Friday, February 15, 2008
Our own Kolkatas
In the miasma of darkness, cars moved along the tall building. Their high-beam lights shone on the glass façade for a moment and then moved away quickly. Men did not have that virtue. They would slither through silently, some of them on rickety bicycles, their bottoms turned sore by cushion-less seats.
From the third-floor window of a restaurant, he watched it all – the grand trapezium of light and darkness, muscle and bone. The cigarettes, one after another, weighed heavily on his chest, like a secret kept for long. The dark rum numbed the pain in his lower abdomen. But it would return, as it did every night, keeping him awake to nurse hopelessness.
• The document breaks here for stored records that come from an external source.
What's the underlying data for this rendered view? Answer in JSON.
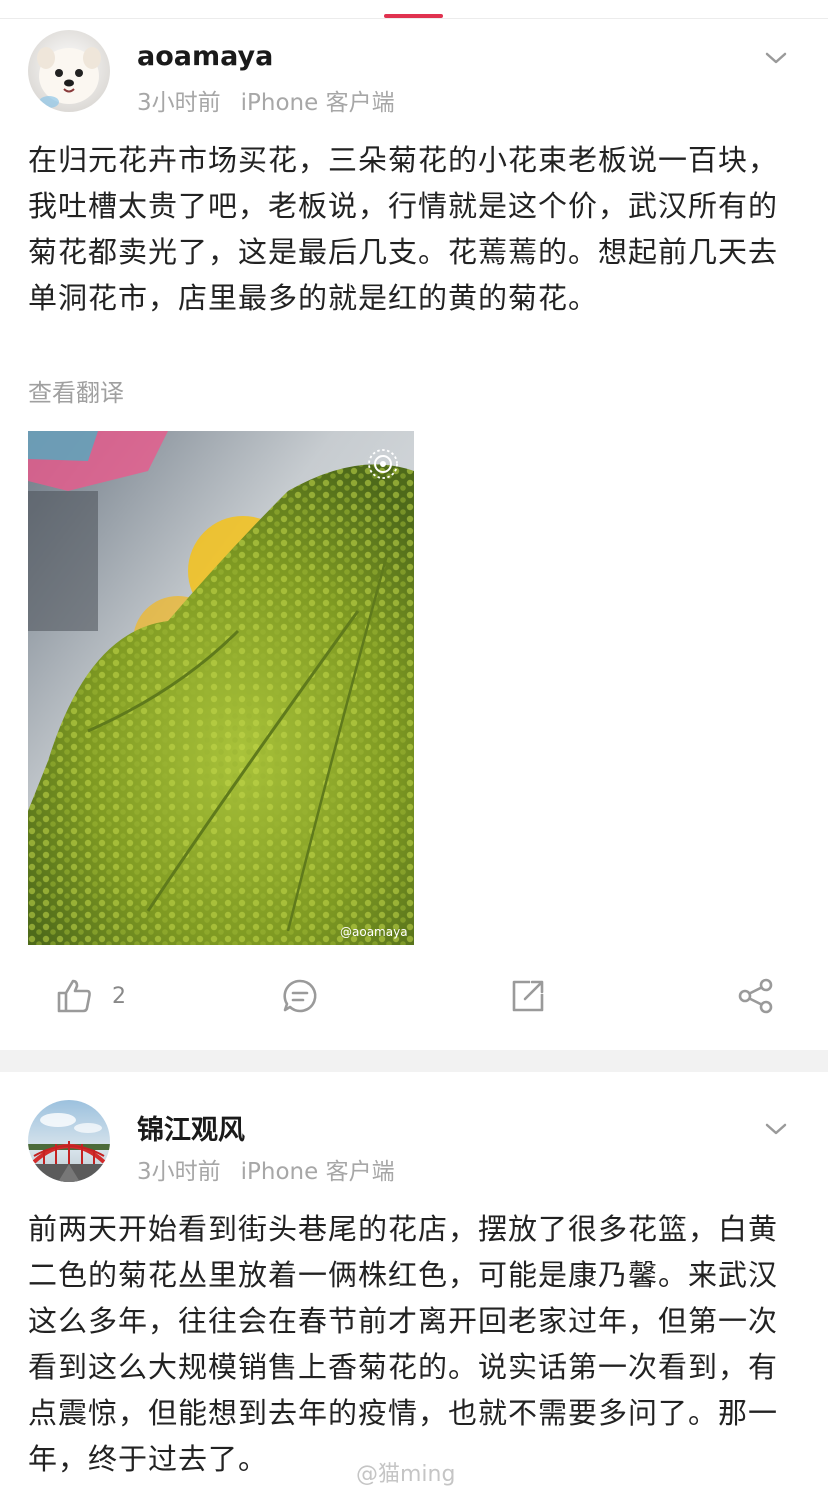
{
  "posts": [
    {
      "username": "aoamaya",
      "time": "3小时前",
      "source": "iPhone 客户端",
      "body": "在归元花卉市场买花，三朵菊花的小花束老板说一百块，我吐槽太贵了吧，老板说，行情就是这个价，武汉所有的菊花都卖光了，这是最后几支。花蔫蔫的。想起前几天去单洞花市，店里最多的就是红的黄的菊花。",
      "translate_label": "查看翻译",
      "image_watermark": "@aoamaya",
      "likes": "2"
    },
    {
      "username": "锦江观风",
      "time": "3小时前",
      "source": "iPhone 客户端",
      "body": "前两天开始看到街头巷尾的花店，摆放了很多花篮，白黄二色的菊花丛里放着一俩株红色，可能是康乃馨。来武汉这么多年，往往会在春节前才离开回老家过年，但第一次看到这么大规模销售上香菊花的。说实话第一次看到，有点震惊，但能想到去年的疫情，也就不需要多问了。那一年，终于过去了。"
    }
  ],
  "page_watermark": "@猫ming",
  "colors": {
    "accent": "#e0324f",
    "meta_text": "#a7a7a7",
    "icon": "#9a9a9a"
  },
  "icons": [
    "chevron-down-icon",
    "live-photo-icon",
    "thumbs-up-icon",
    "comment-icon",
    "repost-icon",
    "share-icon"
  ]
}
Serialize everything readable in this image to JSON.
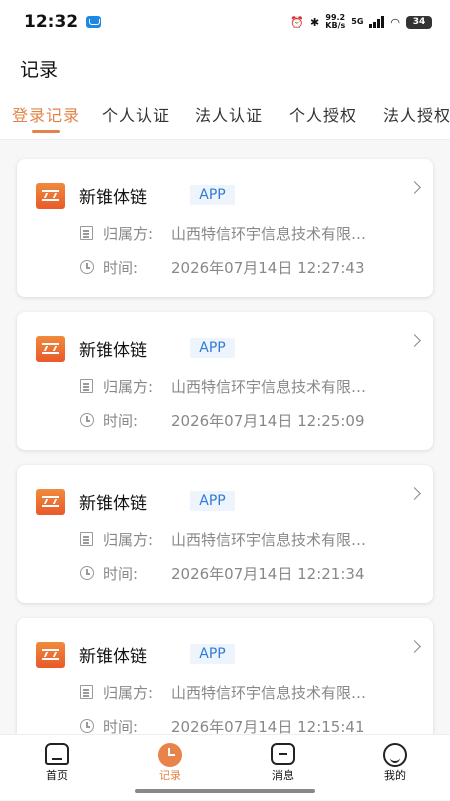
{
  "status_bar": {
    "time": "12:32",
    "net_speed_value": "99.2",
    "net_speed_unit": "KB/s",
    "signal": "5G",
    "battery": "34"
  },
  "header": {
    "title": "记录"
  },
  "tabs": [
    {
      "label": "登录记录",
      "active": true
    },
    {
      "label": "个人认证",
      "active": false
    },
    {
      "label": "法人认证",
      "active": false
    },
    {
      "label": "个人授权",
      "active": false
    },
    {
      "label": "法人授权",
      "active": false
    }
  ],
  "records": [
    {
      "app_name": "新锥体链",
      "badge": "APP",
      "owner_label": "归属方:",
      "owner": "山西特信环宇信息技术有限…",
      "time_label": "时间:",
      "time": "2026年07月14日 12:27:43"
    },
    {
      "app_name": "新锥体链",
      "badge": "APP",
      "owner_label": "归属方:",
      "owner": "山西特信环宇信息技术有限…",
      "time_label": "时间:",
      "time": "2026年07月14日 12:25:09"
    },
    {
      "app_name": "新锥体链",
      "badge": "APP",
      "owner_label": "归属方:",
      "owner": "山西特信环宇信息技术有限…",
      "time_label": "时间:",
      "time": "2026年07月14日 12:21:34"
    },
    {
      "app_name": "新锥体链",
      "badge": "APP",
      "owner_label": "归属方:",
      "owner": "山西特信环宇信息技术有限…",
      "time_label": "时间:",
      "time": "2026年07月14日 12:15:41"
    }
  ],
  "bottom_nav": [
    {
      "label": "首页",
      "icon": "home-icon",
      "active": false
    },
    {
      "label": "记录",
      "icon": "clock-icon",
      "active": true
    },
    {
      "label": "消息",
      "icon": "message-icon",
      "active": false
    },
    {
      "label": "我的",
      "icon": "profile-icon",
      "active": false
    }
  ],
  "colors": {
    "accent": "#e28447",
    "badge_text": "#2f7bd6",
    "badge_bg": "#eef4fb"
  }
}
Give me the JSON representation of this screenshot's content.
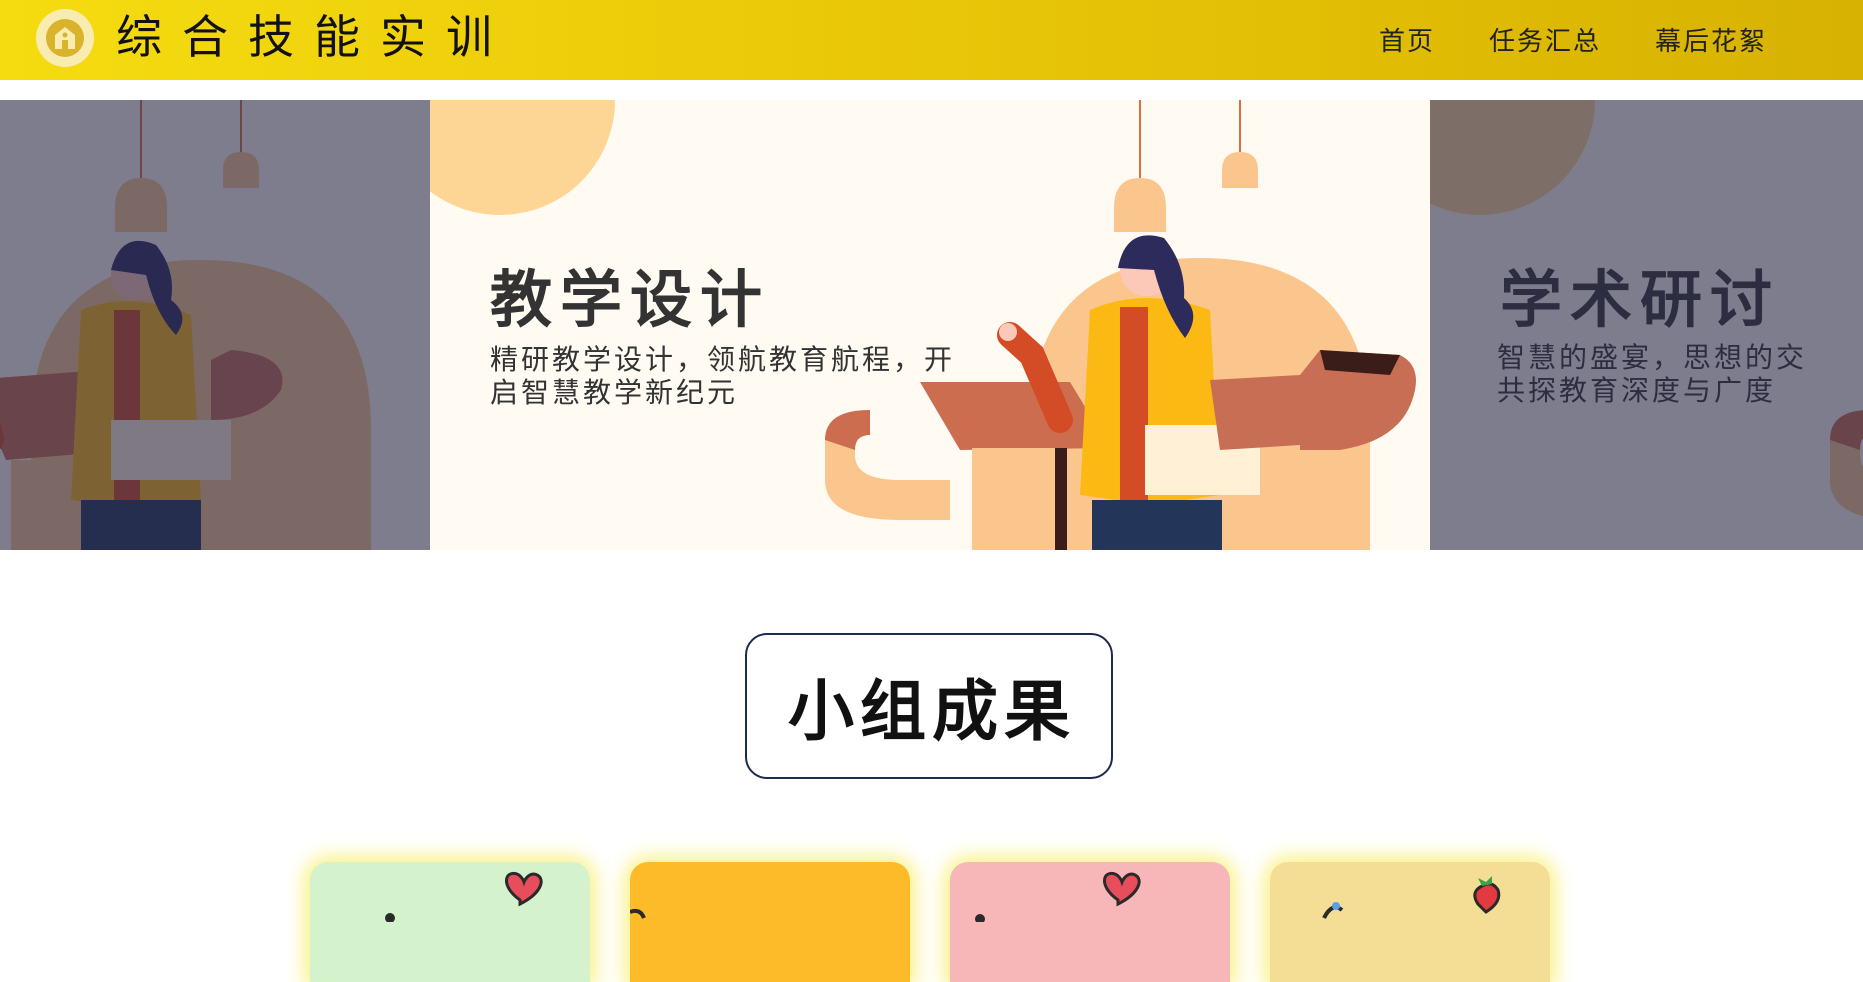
{
  "header": {
    "logo_icon": "school-building-icon",
    "title": "综合技能实训",
    "nav": [
      {
        "label": "首页"
      },
      {
        "label": "任务汇总"
      },
      {
        "label": "幕后花絮"
      }
    ]
  },
  "carousel": {
    "slides": [
      {
        "title": "",
        "description": ""
      },
      {
        "title": "教学设计",
        "description": "精研教学设计，领航教育航程，开启智慧教学新纪元"
      },
      {
        "title": "学术研讨",
        "description": "智慧的盛宴，思想的交\n共探教育深度与广度"
      }
    ],
    "illustration": "teacher-at-podium-illustration"
  },
  "section": {
    "title": "小组成果"
  },
  "cards": [
    {
      "background": "#d4f2cc",
      "icon": "heart-icon"
    },
    {
      "background": "#fdbb2a",
      "icon": "sticker-icon"
    },
    {
      "background": "#f7b6b8",
      "icon": "heart-icon"
    },
    {
      "background": "#f4de96",
      "icon": "strawberry-icon"
    }
  ],
  "colors": {
    "header_gradient_start": "#f5dc10",
    "header_gradient_end": "#d7b201",
    "section_border": "#1c2c4c",
    "card_glow": "#f8ee62"
  }
}
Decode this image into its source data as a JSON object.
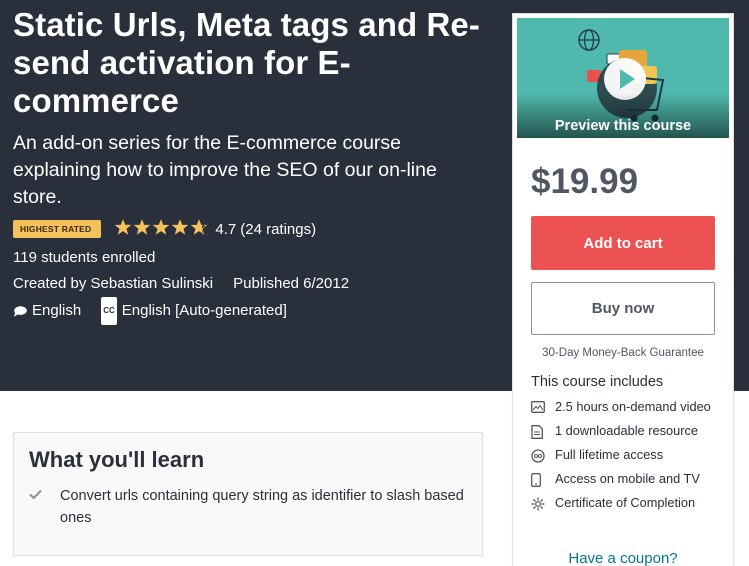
{
  "course": {
    "title": "Static Urls, Meta tags and Re-send activation for E-commerce",
    "subtitle": "An add-on series for the E-commerce course explaining how to improve the SEO of our on-line store.",
    "badge": "HIGHEST RATED",
    "rating": "4.7",
    "stars": 4.7,
    "rating_count": "(24 ratings)",
    "students": "119 students enrolled",
    "created_by": "Created by Sebastian Sulinski",
    "published": "Published 6/2012",
    "language": "English",
    "captions_icon": "CC",
    "captions": "English [Auto-generated]"
  },
  "sidebar": {
    "preview_label": "Preview this course",
    "price": "$19.99",
    "add_to_cart": "Add to cart",
    "buy_now": "Buy now",
    "guarantee": "30-Day Money-Back Guarantee",
    "includes_title": "This course includes",
    "includes": [
      {
        "icon": "video-icon",
        "text": "2.5 hours on-demand video"
      },
      {
        "icon": "file-icon",
        "text": "1 downloadable resource"
      },
      {
        "icon": "infinity-icon",
        "text": "Full lifetime access"
      },
      {
        "icon": "mobile-icon",
        "text": "Access on mobile and TV"
      },
      {
        "icon": "certificate-icon",
        "text": "Certificate of Completion"
      }
    ],
    "coupon": "Have a coupon?"
  },
  "learn": {
    "title": "What you'll learn",
    "items": [
      "Convert urls containing query string as identifier to slash based ones"
    ]
  },
  "colors": {
    "hero_bg": "#29303b",
    "accent_red": "#ec5252",
    "star_gold": "#f4c15d",
    "link_blue": "#007791",
    "preview_teal": "#4fb9ad"
  }
}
By the time he was on the road back home, the city had been put to sleep. Towards his left, the Qutab Minar stood absolutely still, its reverie broken at times by honking drivers who probably were in a hurry to reach home or elsewhere. But nothing awaited him; he was in no hurry.
In few hours, the flower market adjacent to the monument would buzz to life. Florists would arrive and haggle for better rates. Afterwards, they would carry huge bunches of flowers on their scooters. Later in the day, people would buy them for sustaining love affairs, decorating marriage venues, brightening up small office cubicles and even for feeling good while shitting in bathrooms.
A little ahead, frail men, wearing bright, fluorescent helmets on their heads, worked in an almost geometric pattern, trying to build a metro rail system for the people of the city. Many of its users would consist of men from their own villages, from the eastern part of the country, who would have gone to Kolkata once upon a time but now chose Delhi to be able to send modest money orders.
Eiy sajni re, eiy sajni re, eiy sajni
Piya gayen Kalkatwa eiy sajni
Kaisen chalan rahetwa, eiy sajni
How would it work for young brides when their grooms went away, a few days after marriage, to far and distant lands, only to come back once a year, or once in five years, or never? When the rain arrived, would they let it needle their anaemic skin?
He stopped his car. A car whizzed past him. Then another. He counted them for a minute or so. His last count came to around eleven. Or may be it was twelve. He opened the back of his car and took out a half-finished bottle of rum.
No one he knew had gone to Kolkata. But Kolkata, sometimes, could also be a state of mind. And now, he needed to find his own needles.